According to Eurostat’s flash reading of Eurozone CPI report, the annual reading came in at +0.3% in June, meeting expectations of +0.1% and +0.1% previous.
The headline inflation had hit the lowest since June 2016 last month due to the coronavirus pandemic led reduced fuel and energy demand.
Meanwhile, the core figures steadied at +0.8% in the reported month when compared to +0.8% expectations and +0.9% previous.
Key details (via Eurostat)
“Looking at the main components of euro area inflation, food, alcohol & tobacco is expected to have the highest annual rate in June (3.1%, compared with 3.4% in May), followed by services (1.2%, compared with 1.3% in May), non-energy industrial goods (0.2%, stable compared with May) and energy (-9.4%, compared with -11.9% in May).”

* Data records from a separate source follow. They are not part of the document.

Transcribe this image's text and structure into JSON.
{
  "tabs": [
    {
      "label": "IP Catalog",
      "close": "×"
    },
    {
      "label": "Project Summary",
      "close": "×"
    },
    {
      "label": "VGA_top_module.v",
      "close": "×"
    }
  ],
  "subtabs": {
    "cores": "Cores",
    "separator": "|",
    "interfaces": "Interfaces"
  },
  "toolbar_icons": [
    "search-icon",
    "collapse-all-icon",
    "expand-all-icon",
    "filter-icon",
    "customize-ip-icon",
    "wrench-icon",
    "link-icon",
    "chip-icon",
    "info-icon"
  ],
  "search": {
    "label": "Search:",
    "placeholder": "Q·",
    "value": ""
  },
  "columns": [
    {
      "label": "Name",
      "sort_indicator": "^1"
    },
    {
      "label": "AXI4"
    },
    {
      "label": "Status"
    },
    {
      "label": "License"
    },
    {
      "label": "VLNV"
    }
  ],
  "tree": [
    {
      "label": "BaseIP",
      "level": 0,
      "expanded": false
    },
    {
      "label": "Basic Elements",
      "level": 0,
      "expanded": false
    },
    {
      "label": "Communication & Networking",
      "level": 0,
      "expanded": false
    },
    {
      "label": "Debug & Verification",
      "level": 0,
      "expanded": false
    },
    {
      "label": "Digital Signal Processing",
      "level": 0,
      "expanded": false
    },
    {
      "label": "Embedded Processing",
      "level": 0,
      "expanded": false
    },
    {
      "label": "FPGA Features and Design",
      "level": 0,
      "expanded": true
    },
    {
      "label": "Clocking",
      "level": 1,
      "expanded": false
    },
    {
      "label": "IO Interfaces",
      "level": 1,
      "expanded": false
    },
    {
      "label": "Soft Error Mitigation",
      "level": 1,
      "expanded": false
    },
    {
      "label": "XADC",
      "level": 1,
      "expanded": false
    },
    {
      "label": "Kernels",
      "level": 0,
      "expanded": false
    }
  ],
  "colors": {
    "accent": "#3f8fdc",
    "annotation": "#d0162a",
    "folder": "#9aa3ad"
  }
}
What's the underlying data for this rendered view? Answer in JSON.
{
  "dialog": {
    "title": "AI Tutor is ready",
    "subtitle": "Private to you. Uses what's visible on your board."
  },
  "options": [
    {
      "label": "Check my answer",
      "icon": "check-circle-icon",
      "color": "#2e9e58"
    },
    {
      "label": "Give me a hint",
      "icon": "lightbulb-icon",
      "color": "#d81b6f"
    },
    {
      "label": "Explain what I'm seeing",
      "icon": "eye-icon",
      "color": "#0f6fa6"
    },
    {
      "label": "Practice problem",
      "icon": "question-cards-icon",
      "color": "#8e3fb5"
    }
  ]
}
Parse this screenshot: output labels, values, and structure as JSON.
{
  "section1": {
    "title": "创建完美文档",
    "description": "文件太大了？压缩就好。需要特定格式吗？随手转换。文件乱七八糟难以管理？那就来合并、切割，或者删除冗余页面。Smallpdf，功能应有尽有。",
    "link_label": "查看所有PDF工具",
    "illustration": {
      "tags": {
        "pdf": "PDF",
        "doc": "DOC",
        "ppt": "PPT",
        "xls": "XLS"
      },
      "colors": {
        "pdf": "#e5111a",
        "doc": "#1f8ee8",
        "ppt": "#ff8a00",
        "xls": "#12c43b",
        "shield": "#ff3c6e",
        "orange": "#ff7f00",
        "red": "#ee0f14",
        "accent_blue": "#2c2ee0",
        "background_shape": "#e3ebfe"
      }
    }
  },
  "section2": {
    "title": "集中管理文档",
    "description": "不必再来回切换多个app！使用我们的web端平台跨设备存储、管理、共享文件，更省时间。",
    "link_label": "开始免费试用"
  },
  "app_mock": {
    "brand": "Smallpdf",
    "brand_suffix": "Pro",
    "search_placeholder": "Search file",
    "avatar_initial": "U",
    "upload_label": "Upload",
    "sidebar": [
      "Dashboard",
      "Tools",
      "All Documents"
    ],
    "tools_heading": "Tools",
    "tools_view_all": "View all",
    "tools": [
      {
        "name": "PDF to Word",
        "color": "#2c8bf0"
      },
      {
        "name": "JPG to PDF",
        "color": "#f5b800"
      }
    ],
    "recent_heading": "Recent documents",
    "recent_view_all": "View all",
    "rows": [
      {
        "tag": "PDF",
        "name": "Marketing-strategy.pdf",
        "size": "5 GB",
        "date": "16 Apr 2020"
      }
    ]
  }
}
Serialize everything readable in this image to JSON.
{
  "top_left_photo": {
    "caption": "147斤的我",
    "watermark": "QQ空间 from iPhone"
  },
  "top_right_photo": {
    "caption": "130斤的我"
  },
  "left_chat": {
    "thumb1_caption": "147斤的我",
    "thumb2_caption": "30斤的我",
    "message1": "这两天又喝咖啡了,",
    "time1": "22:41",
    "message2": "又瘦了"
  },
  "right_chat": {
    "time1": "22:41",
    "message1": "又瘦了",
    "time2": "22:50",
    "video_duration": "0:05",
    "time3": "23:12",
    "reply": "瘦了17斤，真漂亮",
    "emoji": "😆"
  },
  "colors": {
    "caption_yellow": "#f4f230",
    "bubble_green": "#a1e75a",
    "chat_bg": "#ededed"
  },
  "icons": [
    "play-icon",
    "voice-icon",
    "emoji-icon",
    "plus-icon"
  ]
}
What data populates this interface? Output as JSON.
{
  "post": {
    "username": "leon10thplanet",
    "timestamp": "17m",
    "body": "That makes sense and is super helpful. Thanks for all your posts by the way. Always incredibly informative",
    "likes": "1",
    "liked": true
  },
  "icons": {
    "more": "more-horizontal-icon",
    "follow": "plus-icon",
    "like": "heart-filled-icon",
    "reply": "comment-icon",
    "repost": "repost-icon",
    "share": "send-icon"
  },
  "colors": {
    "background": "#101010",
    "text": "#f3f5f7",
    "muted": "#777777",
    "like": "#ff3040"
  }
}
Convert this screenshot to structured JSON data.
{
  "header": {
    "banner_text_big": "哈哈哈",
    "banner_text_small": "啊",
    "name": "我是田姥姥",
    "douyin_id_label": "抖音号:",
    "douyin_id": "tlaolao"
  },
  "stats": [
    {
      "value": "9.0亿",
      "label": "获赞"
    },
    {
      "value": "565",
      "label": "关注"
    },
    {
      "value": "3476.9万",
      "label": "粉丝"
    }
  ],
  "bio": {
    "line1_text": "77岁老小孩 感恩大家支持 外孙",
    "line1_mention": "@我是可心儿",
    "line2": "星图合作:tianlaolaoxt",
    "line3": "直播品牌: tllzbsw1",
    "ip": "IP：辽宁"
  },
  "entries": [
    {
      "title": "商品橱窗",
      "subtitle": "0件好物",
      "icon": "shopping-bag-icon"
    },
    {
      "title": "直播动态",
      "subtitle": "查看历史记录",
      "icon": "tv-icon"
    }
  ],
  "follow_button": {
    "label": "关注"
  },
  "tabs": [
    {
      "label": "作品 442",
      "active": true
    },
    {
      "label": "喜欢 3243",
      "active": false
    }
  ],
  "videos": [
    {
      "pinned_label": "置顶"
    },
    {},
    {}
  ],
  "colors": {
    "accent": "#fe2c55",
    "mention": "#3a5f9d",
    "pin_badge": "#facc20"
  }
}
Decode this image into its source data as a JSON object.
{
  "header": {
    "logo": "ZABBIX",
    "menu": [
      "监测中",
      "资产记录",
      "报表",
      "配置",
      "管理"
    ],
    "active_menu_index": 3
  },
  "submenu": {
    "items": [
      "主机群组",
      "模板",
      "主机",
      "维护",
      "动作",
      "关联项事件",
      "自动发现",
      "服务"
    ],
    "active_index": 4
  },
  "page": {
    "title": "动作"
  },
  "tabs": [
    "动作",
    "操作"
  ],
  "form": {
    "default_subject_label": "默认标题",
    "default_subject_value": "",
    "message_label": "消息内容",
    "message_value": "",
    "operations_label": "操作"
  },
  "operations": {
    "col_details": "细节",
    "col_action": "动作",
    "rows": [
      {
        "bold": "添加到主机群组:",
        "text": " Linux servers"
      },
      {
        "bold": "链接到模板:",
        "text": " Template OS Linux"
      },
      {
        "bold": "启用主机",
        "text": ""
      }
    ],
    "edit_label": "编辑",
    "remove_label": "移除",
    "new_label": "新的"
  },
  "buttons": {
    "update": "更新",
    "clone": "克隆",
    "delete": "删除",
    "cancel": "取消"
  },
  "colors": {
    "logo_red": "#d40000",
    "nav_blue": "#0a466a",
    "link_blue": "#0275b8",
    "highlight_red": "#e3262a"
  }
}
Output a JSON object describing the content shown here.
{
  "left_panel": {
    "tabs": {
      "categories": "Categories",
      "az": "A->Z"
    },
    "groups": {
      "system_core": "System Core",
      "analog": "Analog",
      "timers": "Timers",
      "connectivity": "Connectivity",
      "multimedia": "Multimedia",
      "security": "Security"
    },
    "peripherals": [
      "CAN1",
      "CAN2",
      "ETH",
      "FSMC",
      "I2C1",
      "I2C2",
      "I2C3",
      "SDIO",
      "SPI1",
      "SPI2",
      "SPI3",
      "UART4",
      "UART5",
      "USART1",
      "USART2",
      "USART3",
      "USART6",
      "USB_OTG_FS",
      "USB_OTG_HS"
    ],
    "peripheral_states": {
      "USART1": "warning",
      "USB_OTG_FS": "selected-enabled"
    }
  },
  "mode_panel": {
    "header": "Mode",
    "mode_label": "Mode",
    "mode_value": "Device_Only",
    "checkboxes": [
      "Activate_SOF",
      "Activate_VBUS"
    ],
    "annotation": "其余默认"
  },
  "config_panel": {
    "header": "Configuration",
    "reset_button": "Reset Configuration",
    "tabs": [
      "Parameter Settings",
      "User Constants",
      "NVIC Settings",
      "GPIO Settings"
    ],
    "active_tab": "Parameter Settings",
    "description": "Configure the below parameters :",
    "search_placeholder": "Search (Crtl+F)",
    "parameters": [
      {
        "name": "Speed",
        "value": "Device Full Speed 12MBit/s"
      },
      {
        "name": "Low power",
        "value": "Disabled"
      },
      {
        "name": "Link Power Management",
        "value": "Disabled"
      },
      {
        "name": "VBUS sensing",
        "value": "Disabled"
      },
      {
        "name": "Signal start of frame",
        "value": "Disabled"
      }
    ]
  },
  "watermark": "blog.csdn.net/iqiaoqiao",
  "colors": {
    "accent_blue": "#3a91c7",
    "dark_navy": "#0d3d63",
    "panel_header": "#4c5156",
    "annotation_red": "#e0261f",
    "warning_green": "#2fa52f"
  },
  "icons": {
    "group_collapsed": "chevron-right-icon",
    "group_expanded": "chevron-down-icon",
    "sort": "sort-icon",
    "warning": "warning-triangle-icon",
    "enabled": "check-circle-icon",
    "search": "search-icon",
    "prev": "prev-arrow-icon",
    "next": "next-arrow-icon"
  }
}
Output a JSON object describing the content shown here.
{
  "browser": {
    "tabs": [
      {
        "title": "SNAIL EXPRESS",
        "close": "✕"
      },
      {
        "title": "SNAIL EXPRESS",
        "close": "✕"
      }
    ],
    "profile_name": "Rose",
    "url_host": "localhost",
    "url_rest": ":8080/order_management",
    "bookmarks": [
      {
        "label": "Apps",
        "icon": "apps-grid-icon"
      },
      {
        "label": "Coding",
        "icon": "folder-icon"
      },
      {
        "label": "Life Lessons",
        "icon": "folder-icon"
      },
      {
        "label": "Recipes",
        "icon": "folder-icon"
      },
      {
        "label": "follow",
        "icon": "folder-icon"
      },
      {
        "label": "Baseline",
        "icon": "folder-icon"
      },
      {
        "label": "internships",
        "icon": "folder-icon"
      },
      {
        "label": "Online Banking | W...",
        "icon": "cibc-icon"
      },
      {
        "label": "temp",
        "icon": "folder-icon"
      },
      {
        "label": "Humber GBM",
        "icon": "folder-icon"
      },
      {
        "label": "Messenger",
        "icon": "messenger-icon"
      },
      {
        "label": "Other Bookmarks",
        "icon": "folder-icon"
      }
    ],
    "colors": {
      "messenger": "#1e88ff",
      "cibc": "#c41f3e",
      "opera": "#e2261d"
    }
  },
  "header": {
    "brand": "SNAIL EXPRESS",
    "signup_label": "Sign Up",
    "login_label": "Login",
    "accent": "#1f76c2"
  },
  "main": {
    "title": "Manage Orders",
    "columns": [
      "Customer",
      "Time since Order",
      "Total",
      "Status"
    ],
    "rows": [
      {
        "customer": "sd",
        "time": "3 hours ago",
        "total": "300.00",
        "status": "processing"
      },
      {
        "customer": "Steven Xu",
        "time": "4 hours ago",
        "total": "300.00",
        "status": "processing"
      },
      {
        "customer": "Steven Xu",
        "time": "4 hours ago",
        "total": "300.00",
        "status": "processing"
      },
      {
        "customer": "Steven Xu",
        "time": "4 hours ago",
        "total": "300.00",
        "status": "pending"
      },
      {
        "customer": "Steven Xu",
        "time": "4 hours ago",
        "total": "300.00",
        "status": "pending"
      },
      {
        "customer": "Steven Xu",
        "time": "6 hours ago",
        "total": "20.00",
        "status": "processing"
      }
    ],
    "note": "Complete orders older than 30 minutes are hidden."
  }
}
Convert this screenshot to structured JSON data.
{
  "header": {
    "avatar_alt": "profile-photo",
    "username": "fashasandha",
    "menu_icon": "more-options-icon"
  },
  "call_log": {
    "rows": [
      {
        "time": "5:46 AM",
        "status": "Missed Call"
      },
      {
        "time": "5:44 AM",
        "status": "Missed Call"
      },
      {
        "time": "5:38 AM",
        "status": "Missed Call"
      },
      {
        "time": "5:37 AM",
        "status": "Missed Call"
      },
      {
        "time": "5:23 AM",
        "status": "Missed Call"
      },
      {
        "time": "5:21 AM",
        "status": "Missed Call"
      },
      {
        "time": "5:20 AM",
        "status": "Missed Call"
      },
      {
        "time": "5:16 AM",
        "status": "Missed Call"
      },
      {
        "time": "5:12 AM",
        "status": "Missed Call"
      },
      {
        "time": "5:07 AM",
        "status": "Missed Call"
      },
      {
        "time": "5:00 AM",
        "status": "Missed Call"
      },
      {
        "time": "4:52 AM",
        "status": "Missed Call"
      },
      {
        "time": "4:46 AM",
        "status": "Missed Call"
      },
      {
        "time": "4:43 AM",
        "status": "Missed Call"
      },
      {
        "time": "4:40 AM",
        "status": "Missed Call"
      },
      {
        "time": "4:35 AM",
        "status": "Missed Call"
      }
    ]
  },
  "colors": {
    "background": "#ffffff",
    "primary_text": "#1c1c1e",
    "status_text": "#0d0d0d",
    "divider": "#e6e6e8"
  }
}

The Eurozone inflation report comes a day after the German Prelim CPI data was released, which showed that the German consumer price inflation accelerated by 0.8% in June and moved a tad closer to the European Central Bank’s (ECB) rate target of just under 2% for the Eurozone as a whole.
The acceleration in the headline Eurozone inflation figure fails to impress the EUR bulls, as EUR/USD keeps its range around 1.1220, down 0.20% on the day. The souring risk sentiment boosts the greenback at the expense of the single currency.